Wednesday, March 2, 2011

How anxiety presents differently in older adults

Nazem Bassil, MD, Assistant Professor of Medicine/Geriatrics, Faculty of Medicine, Balamand University, St. George Hospital Medical Center, Beirut, Lebanon

Abdalraouf Ghandour, MD, Fellow, Division of Geriatric Medicine, University of Missouri, Columbia Columbia, MO

George T. Grossberg, MD, Samuel W. Fordyce Professor, Director of Geriatric Psychiatry, Department of Neurology and Psychiatry, St. Louis University School of Medicine, St. Louis, MO

Although anxiety disorders are common at all ages, there is a misconception that their prevalence drastically declines with age. For this reason anxiety disorders often are underdiagnosed and undertreated in geriatric patients, especially when the clinical presentation of these disorders in older patients differs from that seen in younger adults.

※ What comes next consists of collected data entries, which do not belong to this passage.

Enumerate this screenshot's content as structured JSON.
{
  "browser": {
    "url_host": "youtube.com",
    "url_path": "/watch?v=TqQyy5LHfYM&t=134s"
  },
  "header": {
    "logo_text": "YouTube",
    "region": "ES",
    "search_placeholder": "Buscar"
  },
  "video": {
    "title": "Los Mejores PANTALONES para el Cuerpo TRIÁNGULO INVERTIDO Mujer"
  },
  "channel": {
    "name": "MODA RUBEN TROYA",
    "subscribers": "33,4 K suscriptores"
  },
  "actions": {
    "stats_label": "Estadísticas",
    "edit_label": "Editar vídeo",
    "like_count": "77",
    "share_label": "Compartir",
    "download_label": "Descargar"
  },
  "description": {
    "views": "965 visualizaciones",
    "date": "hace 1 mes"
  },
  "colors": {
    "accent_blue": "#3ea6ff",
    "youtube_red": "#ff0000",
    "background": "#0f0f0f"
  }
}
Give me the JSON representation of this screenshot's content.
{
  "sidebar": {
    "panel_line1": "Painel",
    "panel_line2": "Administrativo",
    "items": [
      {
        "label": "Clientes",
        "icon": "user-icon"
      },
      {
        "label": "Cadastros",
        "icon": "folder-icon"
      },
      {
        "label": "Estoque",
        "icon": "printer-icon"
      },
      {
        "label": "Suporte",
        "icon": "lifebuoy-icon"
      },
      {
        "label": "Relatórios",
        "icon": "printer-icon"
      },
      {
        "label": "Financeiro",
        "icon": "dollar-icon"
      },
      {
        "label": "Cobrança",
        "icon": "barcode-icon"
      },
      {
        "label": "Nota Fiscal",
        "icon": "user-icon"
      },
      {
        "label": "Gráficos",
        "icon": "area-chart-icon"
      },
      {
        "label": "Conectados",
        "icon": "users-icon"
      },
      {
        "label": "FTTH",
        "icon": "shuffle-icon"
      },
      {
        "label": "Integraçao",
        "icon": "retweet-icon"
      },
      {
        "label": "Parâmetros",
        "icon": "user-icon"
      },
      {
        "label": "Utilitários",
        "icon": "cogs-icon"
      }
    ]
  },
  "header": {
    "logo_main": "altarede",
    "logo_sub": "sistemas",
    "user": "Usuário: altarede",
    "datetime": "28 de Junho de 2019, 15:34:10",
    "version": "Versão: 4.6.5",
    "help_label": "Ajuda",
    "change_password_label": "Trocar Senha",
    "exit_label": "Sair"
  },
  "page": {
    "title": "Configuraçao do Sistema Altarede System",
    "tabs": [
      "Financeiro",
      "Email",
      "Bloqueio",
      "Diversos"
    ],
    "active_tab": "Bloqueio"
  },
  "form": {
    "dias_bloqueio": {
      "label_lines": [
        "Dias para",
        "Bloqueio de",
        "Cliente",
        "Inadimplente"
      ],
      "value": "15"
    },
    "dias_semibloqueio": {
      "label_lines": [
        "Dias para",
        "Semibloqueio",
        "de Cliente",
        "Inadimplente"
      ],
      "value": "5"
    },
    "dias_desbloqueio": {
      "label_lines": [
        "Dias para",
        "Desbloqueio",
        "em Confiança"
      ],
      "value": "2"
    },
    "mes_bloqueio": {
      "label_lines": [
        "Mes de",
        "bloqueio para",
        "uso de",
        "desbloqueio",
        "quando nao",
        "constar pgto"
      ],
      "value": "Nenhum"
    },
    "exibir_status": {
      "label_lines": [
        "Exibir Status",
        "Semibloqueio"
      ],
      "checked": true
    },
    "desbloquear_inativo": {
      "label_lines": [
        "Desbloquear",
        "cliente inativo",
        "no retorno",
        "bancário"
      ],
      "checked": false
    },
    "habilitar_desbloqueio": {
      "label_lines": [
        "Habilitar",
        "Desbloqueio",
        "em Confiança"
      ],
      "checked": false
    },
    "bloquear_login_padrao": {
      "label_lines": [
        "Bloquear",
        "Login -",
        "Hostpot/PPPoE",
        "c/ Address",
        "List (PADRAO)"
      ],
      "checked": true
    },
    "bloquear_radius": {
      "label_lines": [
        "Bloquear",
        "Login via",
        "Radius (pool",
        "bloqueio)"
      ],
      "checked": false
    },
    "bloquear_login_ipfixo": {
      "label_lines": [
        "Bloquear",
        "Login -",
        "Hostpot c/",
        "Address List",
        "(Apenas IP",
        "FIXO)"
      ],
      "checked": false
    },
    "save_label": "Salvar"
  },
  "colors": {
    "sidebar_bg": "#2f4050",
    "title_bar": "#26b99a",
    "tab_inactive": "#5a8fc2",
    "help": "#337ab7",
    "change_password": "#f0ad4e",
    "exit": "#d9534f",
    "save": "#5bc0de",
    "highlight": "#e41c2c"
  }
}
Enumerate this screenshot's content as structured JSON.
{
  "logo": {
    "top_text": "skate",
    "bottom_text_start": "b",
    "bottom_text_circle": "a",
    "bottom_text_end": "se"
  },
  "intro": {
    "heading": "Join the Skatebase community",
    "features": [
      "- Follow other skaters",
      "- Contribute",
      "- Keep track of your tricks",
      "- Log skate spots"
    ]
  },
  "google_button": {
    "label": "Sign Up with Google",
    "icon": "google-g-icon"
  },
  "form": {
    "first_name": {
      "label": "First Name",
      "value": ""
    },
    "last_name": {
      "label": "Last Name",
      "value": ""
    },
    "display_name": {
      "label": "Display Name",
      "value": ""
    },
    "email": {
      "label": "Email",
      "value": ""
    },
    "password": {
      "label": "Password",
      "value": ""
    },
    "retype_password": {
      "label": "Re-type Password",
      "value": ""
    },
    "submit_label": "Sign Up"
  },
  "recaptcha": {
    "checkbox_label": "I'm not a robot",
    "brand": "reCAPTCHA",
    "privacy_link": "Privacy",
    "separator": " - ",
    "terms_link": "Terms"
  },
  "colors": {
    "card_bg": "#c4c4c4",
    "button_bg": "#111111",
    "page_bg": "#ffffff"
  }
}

In older persons, anxiety symptoms often overlap with medical conditions such as hyperthyroidism and geriatric patients tend to express anxiety symptoms as medical or somatic problems such as pain rather than as psychological distress. As a result, older adults often seek treatment for depressive or anxiety symptoms from their primary care physician instead of a psychiatrist. Unfortunately, primary care physicians often miss psychiatric illness, including anxiety disorders, in geriatric patients.